Ever since I was a little girl I would make people listen to me sing.  It's kind of embarrassing to have your mom tell you that when she used to drop me off at Sunday school as a little girl the teacher would tell her "Jodi doesn't let anyone else sing along when we sing together.  She always wants to do a solo".  So that's how it began...I really like it when people sing with me now though!

My grandfather had this beautiful upright grand piano.  I remember going up to him and sitting on his knee when I was about 4 years old and asking him if I could have his piano.  The next day the moving truck showed up at our house and delivered the piano.  You can still see my initials carved in pencil on the side of it.  

My sister Brittany, cousin Jen and me formed a group called "The BBW's" when we were around 8 years old.  We took this very seriously; I would sit at the piano and compose a little song while Brittany and Jen figured out dance moves.  We had quite the repertoire!  

One of my fondest musical memories was playing the voice of "Miss Piggy" in grade 5 for our elementary school musical.

In high school I was singing and playing piano everywhere I got the chance (and struggling with math).  I also played trumpet in band class but quite that in grade 11 because it left such an annoying red ring around my lips...

I started writing and singing R&B flavored pop in high school...it worked for a while, or at least I thought it worked until I realized that I'm not into bling and don't want to wear skimpy clothes...it just didn't seem natural.  I began co-writing with people and discovered a softer side that had been there all along but I just didn't think that was interesting enough; thought I had to be more than what I am.  But to quote Ani Difranco, I've begun to realize that "I am nobody but I am someone".

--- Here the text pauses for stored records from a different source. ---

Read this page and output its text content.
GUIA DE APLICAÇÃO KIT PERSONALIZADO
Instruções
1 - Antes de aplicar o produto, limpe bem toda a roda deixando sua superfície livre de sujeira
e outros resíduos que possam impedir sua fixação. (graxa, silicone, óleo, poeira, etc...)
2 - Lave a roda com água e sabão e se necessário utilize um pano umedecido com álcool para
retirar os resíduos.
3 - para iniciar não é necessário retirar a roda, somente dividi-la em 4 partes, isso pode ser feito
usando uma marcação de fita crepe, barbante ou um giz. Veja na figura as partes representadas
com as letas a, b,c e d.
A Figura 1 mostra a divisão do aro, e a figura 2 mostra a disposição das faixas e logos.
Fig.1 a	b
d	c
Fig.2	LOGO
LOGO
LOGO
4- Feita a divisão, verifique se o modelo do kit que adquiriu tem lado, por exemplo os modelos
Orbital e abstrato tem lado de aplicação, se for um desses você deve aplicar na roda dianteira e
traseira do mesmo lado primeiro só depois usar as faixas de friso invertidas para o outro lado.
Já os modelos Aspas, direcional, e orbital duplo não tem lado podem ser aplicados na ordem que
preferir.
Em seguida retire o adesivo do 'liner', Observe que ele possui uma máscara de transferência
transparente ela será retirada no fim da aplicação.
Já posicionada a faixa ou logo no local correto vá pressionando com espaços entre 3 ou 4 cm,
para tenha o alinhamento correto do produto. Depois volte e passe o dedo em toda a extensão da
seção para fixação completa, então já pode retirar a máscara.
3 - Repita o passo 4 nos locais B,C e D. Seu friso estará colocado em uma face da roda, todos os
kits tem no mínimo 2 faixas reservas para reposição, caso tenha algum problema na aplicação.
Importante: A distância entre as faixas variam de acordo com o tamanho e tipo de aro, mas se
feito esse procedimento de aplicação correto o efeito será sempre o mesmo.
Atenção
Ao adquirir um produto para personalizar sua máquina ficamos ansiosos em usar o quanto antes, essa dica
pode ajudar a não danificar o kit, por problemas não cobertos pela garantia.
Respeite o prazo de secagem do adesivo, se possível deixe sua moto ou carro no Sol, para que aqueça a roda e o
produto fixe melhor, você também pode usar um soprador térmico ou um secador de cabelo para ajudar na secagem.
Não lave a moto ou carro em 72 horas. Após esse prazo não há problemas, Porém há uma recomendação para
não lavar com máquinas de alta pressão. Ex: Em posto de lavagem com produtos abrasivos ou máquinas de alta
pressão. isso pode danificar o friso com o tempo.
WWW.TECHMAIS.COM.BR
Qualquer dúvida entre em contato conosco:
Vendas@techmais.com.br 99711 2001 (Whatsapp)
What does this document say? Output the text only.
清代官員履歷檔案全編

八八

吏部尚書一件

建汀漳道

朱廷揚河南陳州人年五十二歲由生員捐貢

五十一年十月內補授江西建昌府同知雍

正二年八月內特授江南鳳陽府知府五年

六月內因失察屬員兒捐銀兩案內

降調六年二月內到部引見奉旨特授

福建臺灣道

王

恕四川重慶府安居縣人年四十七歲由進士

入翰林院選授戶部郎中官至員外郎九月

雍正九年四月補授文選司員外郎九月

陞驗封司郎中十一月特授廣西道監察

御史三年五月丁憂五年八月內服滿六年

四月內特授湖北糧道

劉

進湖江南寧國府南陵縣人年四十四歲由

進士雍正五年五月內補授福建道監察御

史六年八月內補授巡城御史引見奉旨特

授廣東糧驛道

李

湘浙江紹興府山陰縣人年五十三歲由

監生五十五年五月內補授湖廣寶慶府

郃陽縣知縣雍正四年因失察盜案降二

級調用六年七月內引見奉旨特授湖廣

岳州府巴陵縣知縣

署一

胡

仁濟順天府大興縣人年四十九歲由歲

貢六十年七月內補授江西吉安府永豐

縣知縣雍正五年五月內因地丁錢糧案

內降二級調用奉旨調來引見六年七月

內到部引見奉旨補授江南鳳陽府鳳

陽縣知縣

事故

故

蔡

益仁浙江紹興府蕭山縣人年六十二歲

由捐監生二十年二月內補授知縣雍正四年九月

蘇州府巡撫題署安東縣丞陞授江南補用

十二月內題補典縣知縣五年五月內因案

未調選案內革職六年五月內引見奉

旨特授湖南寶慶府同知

I met Colin Munroe while on a music trip to Toronto and we wrote "Maybe you'll smile again".  It really hit on something for me.  It exposed this intimate, honest side of me that I'd never expressed in song before.  This began a journey of writing honest, unpretentious music.  There's lots going on in my heart from day to day; lots to think on, feel and express.  I hope that my music uplifts people when they hear it, that it gives them hope to believe that everyday is chance to begin again.